I woke with your voice in my head. It was mid afternoon. I can’t sleep at night, this house rocks like a boat and the sound of the water is deafening. In the day, it’s not so bad somehow. At any rate, I must have fallen asleep because I woke with your voice in my head, asking:
Wasn’t there some part of you that liked it? Liked or enjoyed? Or was it wanted? I can’t remember now. I only remember taking my hand from yours and raising it to hit you, and the look on your face, uncomprehending.

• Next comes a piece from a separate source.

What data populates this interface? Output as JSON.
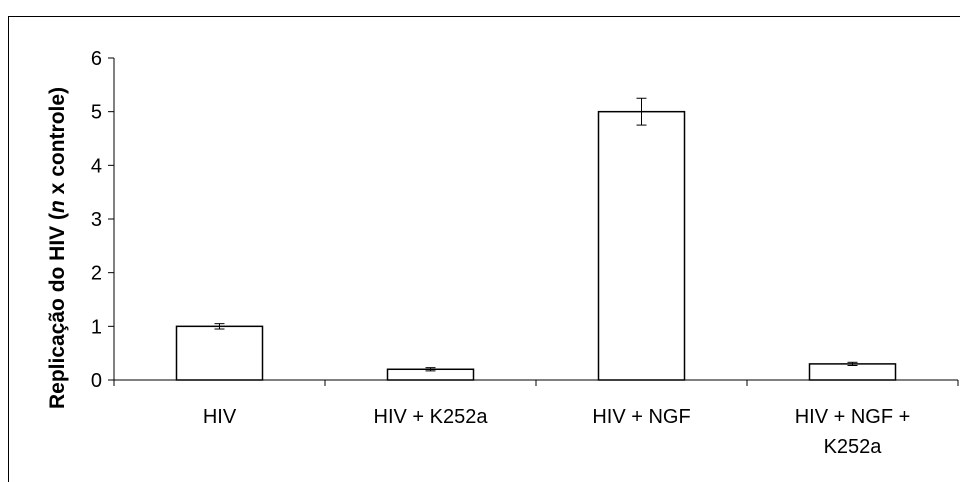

I dragged myself across the hall to the bathroom and turned on the shower. I was too exhausted to undress, so I just sat there, while the room got steamier and steamier. Then I turned off the water and went to the sink and splashed my face. When I looked up I saw, appearing in the condensation, two letters traced on the surface of the mirror, an ‘L’ and an ‘S’. I got such a fright that I cried out.
I heard Lena’s door open and then she was pounding on the bathroom door. ‘What? What’s happening? Julia?’
I opened the door to her, furious. ‘What are you doing?’ I demanded. ‘What are you trying to do to me?’ I pointed back at the mirror.
‘What?’ She looked annoyed. ‘What?’
‘You know very well, Lena. I don’t know what you think you’re trying to do, but—’
She turned her back on me and started to walk away. ‘Christ, you’re such a freak.’
I stood there staring at the letters for a while. I wasn’t imagining things, they were definitely there: LS. It was the sort of thing you used to do all the time: leave me ghostly messages on the mirror or draw tiny pentagrams in red nail polish on the back of my door. You left things to scare me. You loved to freak me out and you must have told her that. You must have, and now she was doing it, too.
Why LS? Why Libby Seeton? Why fixate on her? Libby was an innocent, a young woman dragged to the water by men who hated women, who heaped blame on them for things that they themselves had done. But Lena thought you went there of your own volition, so why Libby? Why LS?